Customer Reviews:
Coping with the Everyday in a Dangerous World August 10, 2008 Graceann Macleod (London, UK) 1 out of 1 found this review helpful
Continuing the thread begun in Hidden Lives, Simon Garfield offers selections from the Mass-Observation Project diaries of five people caught up in the preparations and then the beginning of the infamous Blitz. The uncertainty, the anger, the fear; it's all here and it leaps off of the pages in a way that keeps you turning them. Sometimes the diarists are not particularly likeable - you encounter racism and defeatist attitudes at certain points. But that is something that makes this volume particularly interesting. Knowing that these pages are going to be read by others, the diarists are still painfully honest in their fears and their prejudices. Very enlightening, and highly recommended, especially as a companion volume to Hidden Lives.
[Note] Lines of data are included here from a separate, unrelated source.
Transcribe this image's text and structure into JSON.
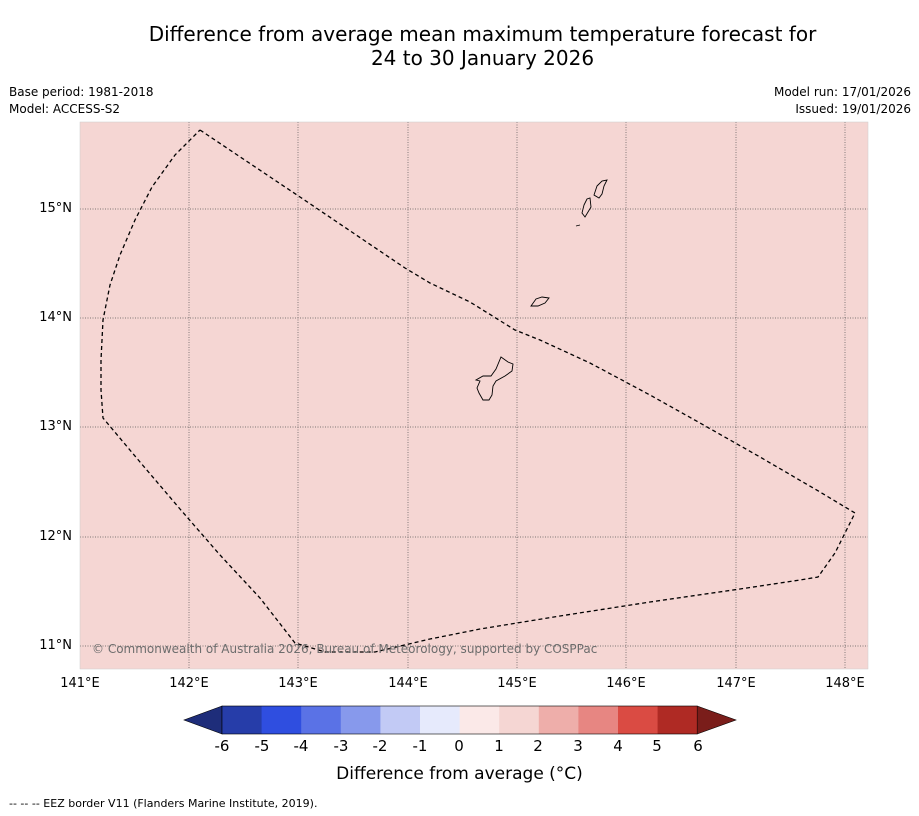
{
  "title": {
    "line1": "Difference from average mean maximum temperature forecast for",
    "line2": "24 to 30 January 2026"
  },
  "meta": {
    "base_period": "Base period: 1981-2018",
    "model": "Model: ACCESS-S2",
    "model_run": "Model run: 17/01/2026",
    "issued": "Issued: 19/01/2026"
  },
  "map": {
    "fill_color": "#f5d6d3",
    "latitude_labels": [
      "15°N",
      "14°N",
      "13°N",
      "12°N",
      "11°N"
    ],
    "longitude_labels": [
      "141°E",
      "142°E",
      "143°E",
      "144°E",
      "145°E",
      "146°E",
      "147°E",
      "148°E"
    ],
    "copyright": "© Commonwealth of Australia 2026, Bureau of Meteorology, supported by COSPPac"
  },
  "colorbar": {
    "ticks": [
      "-6",
      "-5",
      "-4",
      "-3",
      "-2",
      "-1",
      "0",
      "1",
      "2",
      "3",
      "4",
      "5",
      "6"
    ],
    "colors": [
      "#263da9",
      "#2f4ee0",
      "#5a72e6",
      "#8799ec",
      "#c2caf5",
      "#e6eafc",
      "#fbe9e8",
      "#f5d6d3",
      "#eeaeaa",
      "#e78682",
      "#da4b43",
      "#af2a24"
    ],
    "under_color": "#1e2d7a",
    "over_color": "#7a1d1a",
    "label": "Difference from average (°C)"
  },
  "footnote": "--  --  -- EEZ border V11 (Flanders Marine Institute, 2019)."
}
Enthralling December 30, 2007 Helena (UK) 6 out of 6 found this review helpful
I read each person's account seperately, as they were becoming muddled in my mind. I was struck by the differences between four of the diarists and "Eileen Potter". Why was she included I wonder? All the others had fascinating, interesting tales to tell of their ordinary lives. Hers, by comparison was very dull and was also the most incomplete. With the other four I felt I knew them and had a deep interest in how they ended up in life. Reading the four complete diaries was an engrossing experience. How different these people were to each other and how similar they are to people today. Nothing much changes, does it? I see that there is another book just published and I shall be buying that one, too.
Fascinating Glimpse of the Past December 12, 2007 Paul M. Wright (London, UK) 3 out of 3 found this review helpful
Very involving and eye-opening view of the past from the grassroots rather than the usual historical overview. I really got involved with some of the characters' lives and immediately started on 'Our Hidden Lives' when I finished.
A real time-machine! November 28, 2005 D. C. Gowans (UK) 47 out of 48 found this review helpful
The unfolding drama of wartime life is captured faithfully in these first-hand accounts. I wonder what would be the reaction of the diarists to know that in sixty years time their submissions to Mass Observation would be printed and made into a book. I suspect they would secretly be quite pleased that their efforts would be enjoyed by future generations - a kind of immortality. I was particularly moved by Christopher Tomlin's honest descriptions of the struggle to keep his family afloat financially while coping with the anxiety and sleeplessness of incipient invasion. A different world indeed.